We are living in a democracy, so the question we focus on is the pilot’s moral virtue. This is not merely a matter of equality – the woman, of course, makes this argument. The woman says ‘we’re the same.’ Presumably, she means all junkies are the same. The man is a drunkard, but insists it is his choice – he destroyed his life, but he chose to drive away wife & boy, never to speak to them, except for the money.

One guy, also a kind of friend, films his first moments with the new-minted hero. The first thing he catches on camera is the man’s ass, as he struggles to get up on his crutches & move. We see this man drinking & taking drugs, not only when he flies, but also when he drives; & any other time. Someone might object: Surely, such a habit cannot be explained by recourse to pleasure. But men do not live for pleasure.
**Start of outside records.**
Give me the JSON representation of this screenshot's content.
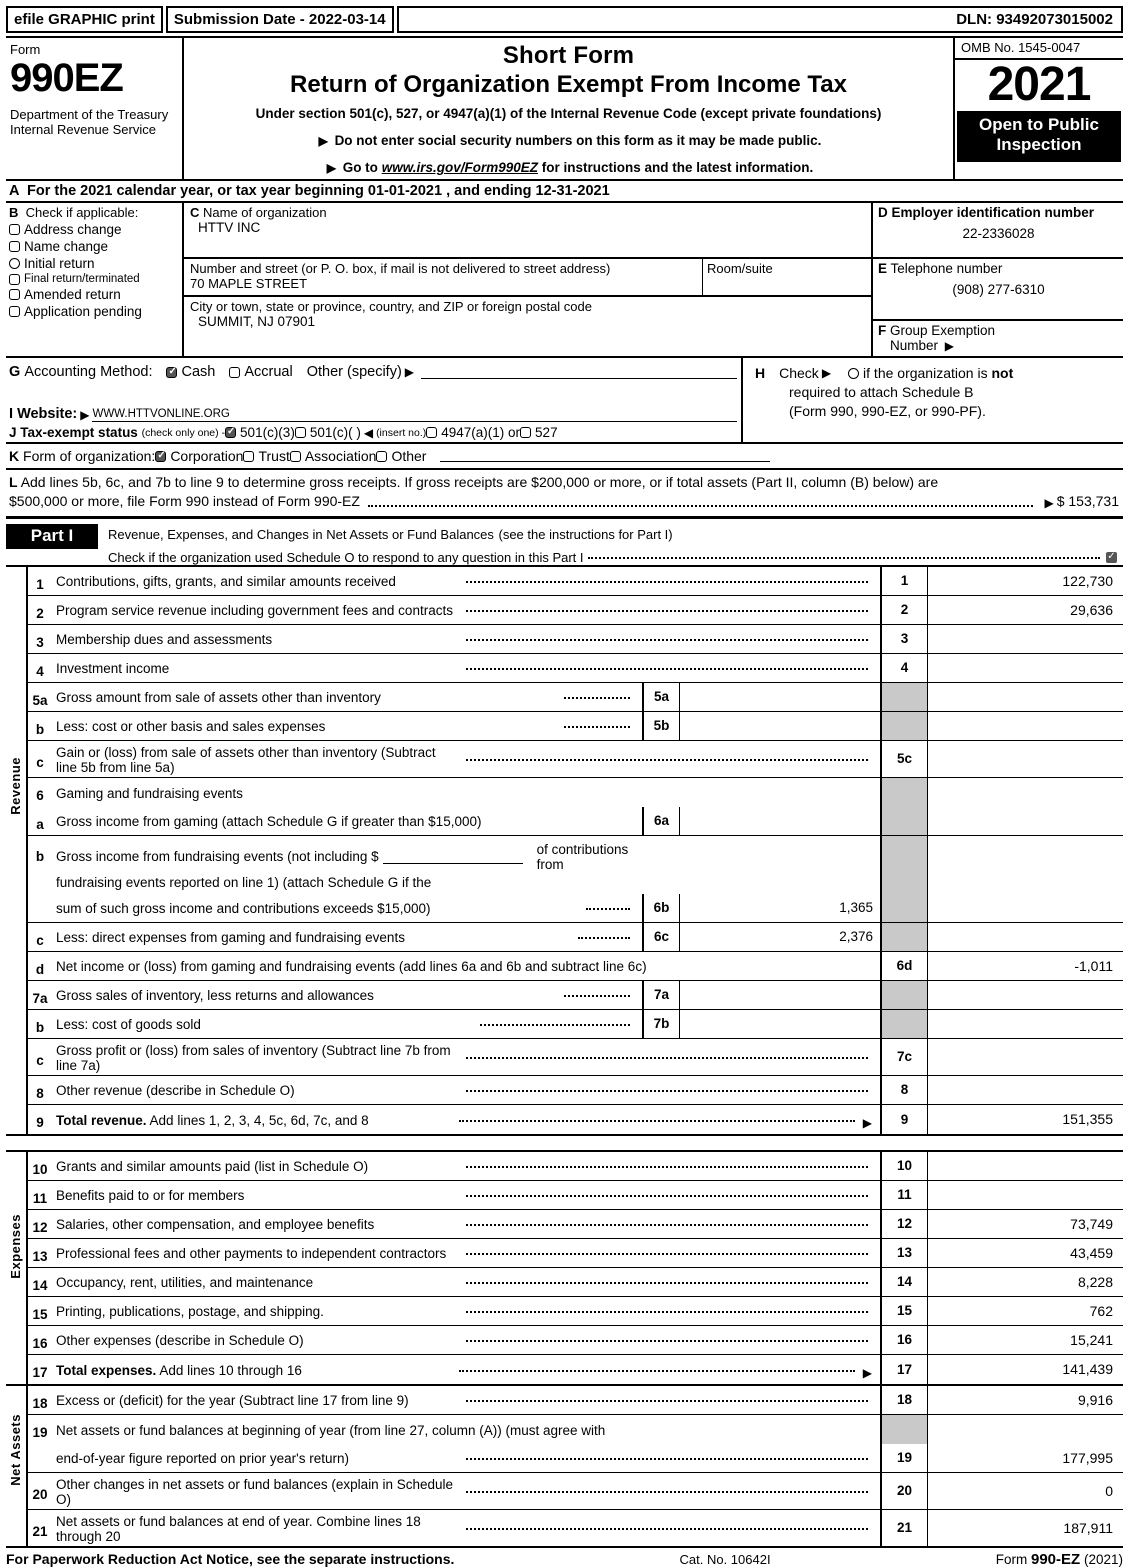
{
  "efile": {
    "print_label": "efile GRAPHIC print",
    "submission": "Submission Date - 2022-03-14",
    "dln": "DLN: 93492073015002"
  },
  "header": {
    "form_label": "Form",
    "form_number": "990EZ",
    "department": "Department of the Treasury Internal Revenue Service",
    "title_line1": "Short Form",
    "title_line2": "Return of Organization Exempt From Income Tax",
    "subtitle": "Under section 501(c), 527, or 4947(a)(1) of the Internal Revenue Code (except private foundations)",
    "note1": "Do not enter social security numbers on this form as it may be made public.",
    "note2_prefix": "Go to",
    "note2_url": "www.irs.gov/Form990EZ",
    "note2_suffix": "for instructions and the latest information.",
    "omb": "OMB No. 1545-0047",
    "tax_year": "2021",
    "open_to_public": "Open to Public Inspection"
  },
  "section_a": {
    "text": "For the 2021 calendar year, or tax year beginning 01-01-2021 , and ending 12-31-2021",
    "letter": "A"
  },
  "section_b": {
    "letter": "B",
    "heading": "Check if applicable:",
    "options": [
      {
        "label": "Address change",
        "checked": false,
        "shape": "square"
      },
      {
        "label": "Name change",
        "checked": false,
        "shape": "square"
      },
      {
        "label": "Initial return",
        "checked": false,
        "shape": "round"
      },
      {
        "label": "Final return/terminated",
        "checked": false,
        "shape": "square",
        "small": true
      },
      {
        "label": "Amended return",
        "checked": false,
        "shape": "square"
      },
      {
        "label": "Application pending",
        "checked": false,
        "shape": "square"
      }
    ]
  },
  "section_c": {
    "letter": "C",
    "name_label": "Name of organization",
    "name_value": "HTTV INC",
    "street_label": "Number and street (or P. O. box, if mail is not delivered to street address)",
    "street_value": "70 MAPLE STREET",
    "room_label": "Room/suite",
    "room_value": "",
    "city_label": "City or town, state or province, country, and ZIP or foreign postal code",
    "city_value": "SUMMIT, NJ  07901"
  },
  "section_d": {
    "letter": "D",
    "label": "Employer identification number",
    "value": "22-2336028"
  },
  "section_e": {
    "letter": "E",
    "label": "Telephone number",
    "value": "(908) 277-6310"
  },
  "section_f": {
    "letter": "F",
    "label_line1": "Group Exemption",
    "label_line2": "Number",
    "value": ""
  },
  "section_g": {
    "letter": "G",
    "label": "Accounting Method:",
    "cash": "Cash",
    "cash_checked": true,
    "accrual": "Accrual",
    "accrual_checked": false,
    "other": "Other (specify)",
    "other_value": ""
  },
  "section_h": {
    "letter": "H",
    "check_label": "Check",
    "text_a": "if the organization is",
    "text_not": "not",
    "line2": "required to attach Schedule B",
    "line3": "(Form 990, 990-EZ, or 990-PF).",
    "checked": false
  },
  "section_i": {
    "letter": "I",
    "label": "Website:",
    "value": "WWW.HTTVONLINE.ORG"
  },
  "section_j": {
    "letter": "J",
    "label": "Tax-exempt status",
    "note": "(check only one) -",
    "options": [
      {
        "label": "501(c)(3)",
        "checked": true
      },
      {
        "label": "501(c)(   )",
        "checked": false
      },
      {
        "label": "4947(a)(1) or",
        "checked": false
      },
      {
        "label": "527",
        "checked": false
      }
    ],
    "insert_no": "(insert no.)"
  },
  "section_k": {
    "letter": "K",
    "label": "Form of organization:",
    "options": [
      {
        "label": "Corporation",
        "checked": true
      },
      {
        "label": "Trust",
        "checked": false
      },
      {
        "label": "Association",
        "checked": false
      },
      {
        "label": "Other",
        "checked": false
      }
    ]
  },
  "section_l": {
    "letter": "L",
    "line1": "Add lines 5b, 6c, and 7b to line 9 to determine gross receipts. If gross receipts are $200,000 or more, or if total assets (Part II, column (B) below) are",
    "line2": "$500,000 or more, file Form 990 instead of Form 990-EZ",
    "amount": "$ 153,731"
  },
  "part1": {
    "label": "Part I",
    "title": "Revenue, Expenses, and Changes in Net Assets or Fund Balances",
    "title_note": "(see the instructions for Part I)",
    "check_text": "Check if the organization used Schedule O to respond to any question in this Part I",
    "checked": true
  },
  "side_labels": {
    "revenue": "Revenue",
    "expenses": "Expenses",
    "net_assets": "Net Assets"
  },
  "revenue_rows": [
    {
      "num": "1",
      "desc": "Contributions, gifts, grants, and similar amounts received",
      "leader": true,
      "lnbox": "1",
      "value": "122,730"
    },
    {
      "num": "2",
      "desc": "Program service revenue including government fees and contracts",
      "leader": true,
      "lnbox": "2",
      "value": "29,636"
    },
    {
      "num": "3",
      "desc": "Membership dues and assessments",
      "leader": true,
      "lnbox": "3",
      "value": ""
    },
    {
      "num": "4",
      "desc": "Investment income",
      "leader": true,
      "lnbox": "4",
      "value": ""
    },
    {
      "num": "5a",
      "desc": "Gross amount from sale of assets other than inventory",
      "leader": true,
      "sub_num": "5a",
      "sub_value": "",
      "lnbox": "",
      "shade": true,
      "value": ""
    },
    {
      "num": "b",
      "desc": "Less: cost or other basis and sales expenses",
      "leader": true,
      "sub_num": "5b",
      "sub_value": "",
      "lnbox": "",
      "shade": true,
      "value": ""
    },
    {
      "num": "c",
      "desc": "Gain or (loss) from sale of assets other than inventory (Subtract line 5b from line 5a)",
      "leader": true,
      "lnbox": "5c",
      "value": ""
    },
    {
      "num": "6",
      "desc": "Gaming and fundraising events",
      "leader": false,
      "lnbox": "",
      "shade": true,
      "value": ""
    },
    {
      "num": "a",
      "desc": "Gross income from gaming (attach Schedule G if greater than $15,000)",
      "leader": false,
      "sub_num": "6a",
      "sub_value": "",
      "lnbox": "",
      "shade": true,
      "value": ""
    },
    {
      "num": "b",
      "desc_l1": "Gross income from fundraising events (not including $",
      "desc_l1b": "of contributions from",
      "desc_l2": "fundraising events reported on line 1) (attach Schedule G if the",
      "desc_l3": "sum of such gross income and contributions exceeds $15,000)",
      "sub_num": "6b",
      "sub_value": "1,365",
      "lnbox": "",
      "shade": true,
      "value": "",
      "multiline": true
    },
    {
      "num": "c",
      "desc": "Less: direct expenses from gaming and fundraising events",
      "leader": true,
      "sub_num": "6c",
      "sub_value": "2,376",
      "lnbox": "",
      "shade": true,
      "value": ""
    },
    {
      "num": "d",
      "desc": "Net income or (loss) from gaming and fundraising events (add lines 6a and 6b and subtract line 6c)",
      "leader": false,
      "lnbox": "6d",
      "value": "-1,011"
    },
    {
      "num": "7a",
      "desc": "Gross sales of inventory, less returns and allowances",
      "leader": true,
      "sub_num": "7a",
      "sub_value": "",
      "lnbox": "",
      "shade": true,
      "value": ""
    },
    {
      "num": "b",
      "desc": "Less: cost of goods sold",
      "leader": true,
      "sub_num": "7b",
      "sub_value": "",
      "lnbox": "",
      "shade": true,
      "value": ""
    },
    {
      "num": "c",
      "desc": "Gross profit or (loss) from sales of inventory (Subtract line 7b from line 7a)",
      "leader": true,
      "lnbox": "7c",
      "value": ""
    },
    {
      "num": "8",
      "desc": "Other revenue (describe in Schedule O)",
      "leader": true,
      "lnbox": "8",
      "value": ""
    },
    {
      "num": "9",
      "desc_bold": "Total revenue.",
      "desc": "Add lines 1, 2, 3, 4, 5c, 6d, 7c, and 8",
      "leader": true,
      "arrow": true,
      "lnbox": "9",
      "value": "151,355"
    }
  ],
  "expense_rows": [
    {
      "num": "10",
      "desc": "Grants and similar amounts paid (list in Schedule O)",
      "leader": true,
      "lnbox": "10",
      "value": ""
    },
    {
      "num": "11",
      "desc": "Benefits paid to or for members",
      "leader": true,
      "lnbox": "11",
      "value": ""
    },
    {
      "num": "12",
      "desc": "Salaries, other compensation, and employee benefits",
      "leader": true,
      "lnbox": "12",
      "value": "73,749"
    },
    {
      "num": "13",
      "desc": "Professional fees and other payments to independent contractors",
      "leader": true,
      "lnbox": "13",
      "value": "43,459"
    },
    {
      "num": "14",
      "desc": "Occupancy, rent, utilities, and maintenance",
      "leader": true,
      "lnbox": "14",
      "value": "8,228"
    },
    {
      "num": "15",
      "desc": "Printing, publications, postage, and shipping.",
      "leader": true,
      "lnbox": "15",
      "value": "762"
    },
    {
      "num": "16",
      "desc": "Other expenses (describe in Schedule O)",
      "leader": true,
      "lnbox": "16",
      "value": "15,241"
    },
    {
      "num": "17",
      "desc_bold": "Total expenses.",
      "desc": "Add lines 10 through 16",
      "leader": true,
      "arrow": true,
      "lnbox": "17",
      "value": "141,439"
    }
  ],
  "netasset_rows": [
    {
      "num": "18",
      "desc": "Excess or (deficit) for the year (Subtract line 17 from line 9)",
      "leader": true,
      "lnbox": "18",
      "value": "9,916"
    },
    {
      "num": "19",
      "desc_l1": "Net assets or fund balances at beginning of year (from line 27, column (A)) (must agree with",
      "desc_l2": "end-of-year figure reported on prior year's return)",
      "leader": true,
      "lnbox": "19",
      "value": "177,995",
      "multiline": true,
      "shade_top": true
    },
    {
      "num": "20",
      "desc": "Other changes in net assets or fund balances (explain in Schedule O)",
      "leader": true,
      "lnbox": "20",
      "value": "0"
    },
    {
      "num": "21",
      "desc": "Net assets or fund balances at end of year. Combine lines 18 through 20",
      "leader": true,
      "lnbox": "21",
      "value": "187,911"
    }
  ],
  "footer": {
    "left": "For Paperwork Reduction Act Notice, see the separate instructions.",
    "center": "Cat. No. 10642I",
    "right_prefix": "Form",
    "right_bold": "990-EZ",
    "right_suffix": "(2021)"
  }
}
There is one quality we see in this man which we do not expect to see in a pilot. One day, drunk, he pays an unannounced visit to his former wife’s house, ostensibly to ask to see his boy. She asks him, is he drunk. He is. He is annoyed she always asks that. Presumably, he dislikes being moralized. His son is angry & tries to kick him out for shouting at his mother.

Outside, he ends up face to face with reporters inquiring into his affairs, as he had avoided the press in the wake of the plane crash. He says, this is not the proper time, I will tell my story at the proper time, but now is the time for grieving. The press can neither smell the booze on him, apparently, nor otherwise notice; they are also polite in leaving him alone.